A random sample of 56 credit-card holders showed that 41 regularly paid their credit-card bills on time. Find a 90% confidence interval for p.

Answer 1

The 90% confidence interval for the population proportion p of credit-card holders regularly paying bills on time is approximately 0.637 to 0.827, based on a random sample of 56 credit-card holders.

To find the confidence interval for a population proportion (p), we can use the formula:

`\[ \text{Confidence Interval} = \hat{p} \pm z * \sqrt{\frac{\hat{p}(1 - \hat{p})}{n}} \]`

where:

-
`\(\hat{p}\)` is the sample proportion,

- z is the z-score corresponding to the desired confidence level,

- n is the sample size.

In this case, the sample proportion
`\(\hat{p} = (41)/(56)\)`, the sample size n = 56, and for a 90% confidence interval, the z-score is approximately 1.645.

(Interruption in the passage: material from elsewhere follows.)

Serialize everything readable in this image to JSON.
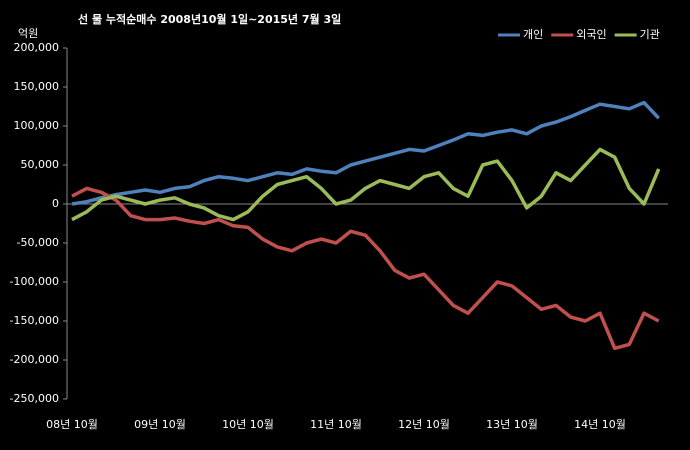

`\[ \text{Confidence Interval} = (41)/(56) \pm 1.645 * \sqrt{((41)/(56) * (15)/(56))/(56)} \]`

Now, calculate the values:

`\[ \text{Confidence Interval} \approx 0.732 \pm 1.645 * 0.058 \]\[ \text{Confidence Interval} \approx (0.732 - 0.095, 0.732 + 0.095) \]\[ \text{Confidence Interval} \approx (0.637, 0.827) \]`

Therefore, the 90% confidence interval for the population proportion p is approximately (0.637, 0.827).